In 2008 he was recruited to the Australian Institute for Bioengineering and Nanotechnology at The University of Queensland (UQ). He currently heads the Stem Cell Engineering Laboratory and directs the Australian Organoid Facility at UQ as well as the Phenomics Australia NNAT node at UQ.

He is a leader in the derivation, genome editing and disease modelling with human induced pluripotent stem cell and organoids derived from these. Professor Wolvetang is known as our “Mr Organoid” for his trailblazing approach to this exciting field of medical research. He is a pioneer in the field of pluripotent stem cell biology, whose frank and colourful turn of phrase underscores the passion he has for his work.

Professor Wolvetang was among the first to bring the first human embryonic stem cells to Queensland, with his Wolvetang Group at the AIBN now renowned for its work with organoids: growing them, studying them, and using them to try and understand diseases and human development.

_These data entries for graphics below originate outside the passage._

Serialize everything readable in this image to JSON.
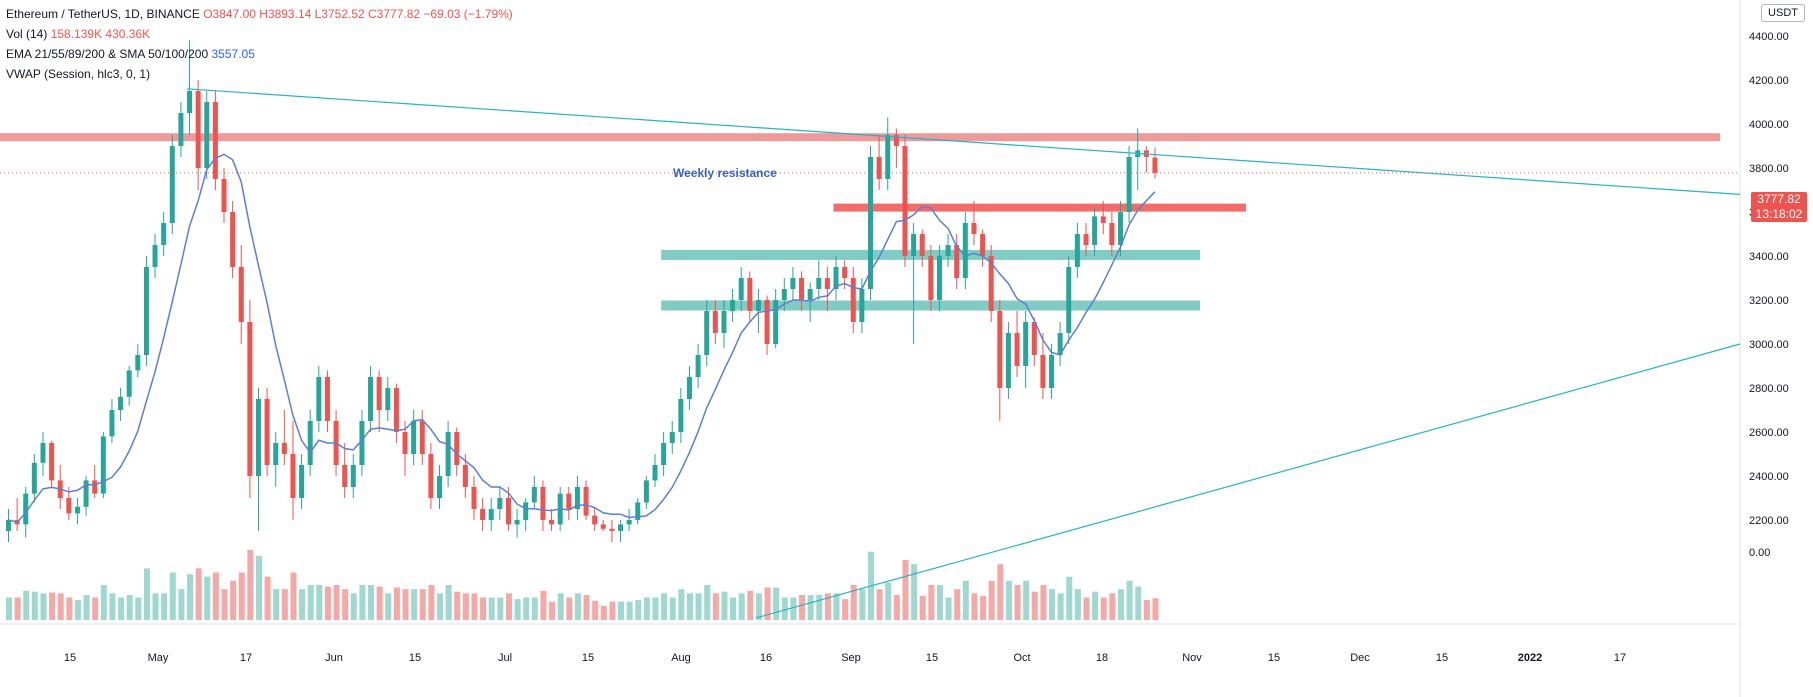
{
  "header": {
    "symbol": "Ethereum / TetherUS, 1D, BINANCE",
    "ohlc": "O3847.00  H3893.14  L3752.52  C3777.82  −69.03 (−1.79%)",
    "vol_label": "Vol (14)",
    "vol_values": "158.139K  430.36K",
    "ema_label": "EMA 21/55/89/200 & SMA 50/100/200",
    "ema_value": "3557.05",
    "vwap_label": "VWAP (Session, hlc3, 0, 1)"
  },
  "currency": "USDT",
  "last_price": {
    "value": "3777.82",
    "countdown": "13:18:02"
  },
  "annotation": "Weekly resistance",
  "colors": {
    "up": "#26a69a",
    "down": "#ef5350",
    "ema": "#5b7fd6",
    "trend": "#26b3c4",
    "resistance": "#ef9a9a",
    "support": "#80cbc4"
  },
  "chart_data": {
    "type": "candlestick",
    "y_ticks": [
      "4400.00",
      "4200.00",
      "4000.00",
      "3800.00",
      "3600.00",
      "3400.00",
      "3200.00",
      "3000.00",
      "2800.00",
      "2600.00",
      "2400.00",
      "2200.00"
    ],
    "volume_tick": "0.00",
    "x_ticks": [
      "15",
      "May",
      "17",
      "Jun",
      "15",
      "Jul",
      "15",
      "Aug",
      "16",
      "Sep",
      "15",
      "Oct",
      "18",
      "Nov",
      "15",
      "Dec",
      "15",
      "2022",
      "17"
    ],
    "ylim": [
      2150,
      4450
    ],
    "levels": {
      "weekly_resistance": 3940,
      "resistance_2": 3620,
      "support_1": 3405,
      "support_2": 3175
    },
    "series": [
      {
        "name": "ETHUSDT",
        "ohlc": [
          [
            2150,
            2250,
            2100,
            2200
          ],
          [
            2200,
            2300,
            2150,
            2180
          ],
          [
            2180,
            2350,
            2120,
            2320
          ],
          [
            2320,
            2500,
            2280,
            2460
          ],
          [
            2460,
            2600,
            2400,
            2550
          ],
          [
            2550,
            2560,
            2350,
            2380
          ],
          [
            2380,
            2450,
            2250,
            2300
          ],
          [
            2300,
            2350,
            2200,
            2230
          ],
          [
            2230,
            2300,
            2180,
            2260
          ],
          [
            2260,
            2400,
            2220,
            2380
          ],
          [
            2380,
            2450,
            2300,
            2320
          ],
          [
            2320,
            2600,
            2300,
            2580
          ],
          [
            2580,
            2750,
            2550,
            2700
          ],
          [
            2700,
            2800,
            2650,
            2760
          ],
          [
            2760,
            2900,
            2720,
            2880
          ],
          [
            2880,
            3000,
            2850,
            2950
          ],
          [
            2950,
            3400,
            2900,
            3350
          ],
          [
            3350,
            3500,
            3300,
            3450
          ],
          [
            3450,
            3600,
            3400,
            3550
          ],
          [
            3550,
            3950,
            3500,
            3900
          ],
          [
            3900,
            4100,
            3850,
            4050
          ],
          [
            4050,
            4380,
            3950,
            4150
          ],
          [
            4150,
            4200,
            3700,
            3800
          ],
          [
            3800,
            4150,
            3750,
            4100
          ],
          [
            4100,
            4150,
            3700,
            3750
          ],
          [
            3750,
            3800,
            3550,
            3600
          ],
          [
            3600,
            3650,
            3300,
            3350
          ],
          [
            3350,
            3450,
            3000,
            3100
          ],
          [
            3100,
            3200,
            2300,
            2400
          ],
          [
            2400,
            2800,
            2150,
            2750
          ],
          [
            2750,
            2800,
            2400,
            2450
          ],
          [
            2450,
            2600,
            2350,
            2550
          ],
          [
            2550,
            2700,
            2450,
            2500
          ],
          [
            2500,
            2650,
            2200,
            2300
          ],
          [
            2300,
            2500,
            2250,
            2450
          ],
          [
            2450,
            2700,
            2400,
            2650
          ],
          [
            2650,
            2900,
            2600,
            2850
          ],
          [
            2850,
            2880,
            2600,
            2650
          ],
          [
            2650,
            2700,
            2400,
            2450
          ],
          [
            2450,
            2550,
            2300,
            2350
          ],
          [
            2350,
            2500,
            2300,
            2450
          ],
          [
            2450,
            2700,
            2400,
            2650
          ],
          [
            2650,
            2900,
            2600,
            2850
          ],
          [
            2850,
            2880,
            2600,
            2700
          ],
          [
            2700,
            2850,
            2650,
            2800
          ],
          [
            2800,
            2820,
            2550,
            2600
          ],
          [
            2600,
            2650,
            2400,
            2500
          ],
          [
            2500,
            2700,
            2450,
            2650
          ],
          [
            2650,
            2700,
            2450,
            2500
          ],
          [
            2500,
            2550,
            2250,
            2300
          ],
          [
            2300,
            2450,
            2250,
            2400
          ],
          [
            2400,
            2650,
            2350,
            2600
          ],
          [
            2600,
            2620,
            2400,
            2450
          ],
          [
            2450,
            2500,
            2300,
            2350
          ],
          [
            2350,
            2400,
            2200,
            2250
          ],
          [
            2250,
            2300,
            2150,
            2200
          ],
          [
            2200,
            2300,
            2150,
            2250
          ],
          [
            2250,
            2350,
            2200,
            2300
          ],
          [
            2300,
            2350,
            2150,
            2180
          ],
          [
            2180,
            2250,
            2120,
            2200
          ],
          [
            2200,
            2300,
            2150,
            2280
          ],
          [
            2280,
            2400,
            2250,
            2350
          ],
          [
            2350,
            2380,
            2150,
            2200
          ],
          [
            2200,
            2250,
            2150,
            2180
          ],
          [
            2180,
            2350,
            2150,
            2320
          ],
          [
            2320,
            2350,
            2200,
            2250
          ],
          [
            2250,
            2400,
            2200,
            2350
          ],
          [
            2350,
            2380,
            2200,
            2220
          ],
          [
            2220,
            2260,
            2150,
            2180
          ],
          [
            2180,
            2200,
            2150,
            2160
          ],
          [
            2160,
            2200,
            2100,
            2150
          ],
          [
            2150,
            2200,
            2100,
            2180
          ],
          [
            2180,
            2250,
            2150,
            2200
          ],
          [
            2200,
            2300,
            2180,
            2280
          ],
          [
            2280,
            2400,
            2250,
            2380
          ],
          [
            2380,
            2500,
            2350,
            2450
          ],
          [
            2450,
            2600,
            2400,
            2550
          ],
          [
            2550,
            2650,
            2500,
            2600
          ],
          [
            2600,
            2800,
            2550,
            2750
          ],
          [
            2750,
            2900,
            2700,
            2850
          ],
          [
            2850,
            3000,
            2800,
            2950
          ],
          [
            2950,
            3200,
            2900,
            3150
          ],
          [
            3150,
            3200,
            3000,
            3050
          ],
          [
            3050,
            3200,
            2980,
            3150
          ],
          [
            3150,
            3250,
            3100,
            3200
          ],
          [
            3200,
            3350,
            3150,
            3300
          ],
          [
            3300,
            3330,
            3100,
            3150
          ],
          [
            3150,
            3250,
            3050,
            3200
          ],
          [
            3200,
            3220,
            2950,
            3000
          ],
          [
            3000,
            3250,
            2980,
            3200
          ],
          [
            3200,
            3300,
            3150,
            3250
          ],
          [
            3250,
            3350,
            3200,
            3300
          ],
          [
            3300,
            3330,
            3150,
            3200
          ],
          [
            3200,
            3280,
            3100,
            3250
          ],
          [
            3250,
            3380,
            3200,
            3300
          ],
          [
            3300,
            3350,
            3150,
            3250
          ],
          [
            3250,
            3400,
            3200,
            3350
          ],
          [
            3350,
            3380,
            3250,
            3300
          ],
          [
            3300,
            3350,
            3050,
            3100
          ],
          [
            3100,
            3300,
            3050,
            3250
          ],
          [
            3250,
            3900,
            3200,
            3850
          ],
          [
            3850,
            3950,
            3700,
            3750
          ],
          [
            3750,
            4030,
            3700,
            3950
          ],
          [
            3950,
            3980,
            3800,
            3900
          ],
          [
            3900,
            3950,
            3350,
            3400
          ],
          [
            3400,
            3550,
            3000,
            3500
          ],
          [
            3500,
            3520,
            3350,
            3400
          ],
          [
            3400,
            3450,
            3150,
            3200
          ],
          [
            3200,
            3450,
            3150,
            3400
          ],
          [
            3400,
            3500,
            3350,
            3450
          ],
          [
            3450,
            3500,
            3250,
            3300
          ],
          [
            3300,
            3600,
            3250,
            3550
          ],
          [
            3550,
            3650,
            3450,
            3500
          ],
          [
            3500,
            3520,
            3350,
            3400
          ],
          [
            3400,
            3450,
            3100,
            3150
          ],
          [
            3150,
            3200,
            2650,
            2800
          ],
          [
            2800,
            3100,
            2750,
            3050
          ],
          [
            3050,
            3150,
            2850,
            2900
          ],
          [
            2900,
            3150,
            2800,
            3100
          ],
          [
            3100,
            3120,
            2900,
            2950
          ],
          [
            2950,
            3050,
            2750,
            2800
          ],
          [
            2800,
            3000,
            2750,
            2950
          ],
          [
            2950,
            3100,
            2900,
            3050
          ],
          [
            3050,
            3400,
            3000,
            3350
          ],
          [
            3350,
            3550,
            3300,
            3500
          ],
          [
            3500,
            3550,
            3400,
            3450
          ],
          [
            3450,
            3620,
            3400,
            3580
          ],
          [
            3580,
            3650,
            3500,
            3550
          ],
          [
            3550,
            3600,
            3400,
            3450
          ],
          [
            3450,
            3650,
            3400,
            3600
          ],
          [
            3600,
            3900,
            3550,
            3850
          ],
          [
            3850,
            3980,
            3700,
            3880
          ],
          [
            3880,
            3900,
            3780,
            3850
          ],
          [
            3847,
            3893,
            3752,
            3778
          ]
        ]
      }
    ]
  }
}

Using cutting edge technology, Professor Wolvetang designs and grows organoids both for their own work and for labs across the country, coaxing pluripotent stem cells or tissue samples into 3D structures that mimic the function and architecture of real brains, livers, kidneys, spinal cords, and intestines.

Crucially, Professor Wolvetang says organoids could one day negate the need for animal models, as they can be designed to replicate what is happening inside an individual patient, offering researchers a unique opportunity to study personalised responses to new treatments. 

He says this could shave years off the drug development process and – ultimately – the time between diagnosing a problem and delivering the solution.

“Once we demonstrate the power and accuracy of this approach for one genetic disease, it could open the door for testing of other gene therapies for a range of genetic neurological conditions.”, says Professor Wolvetang.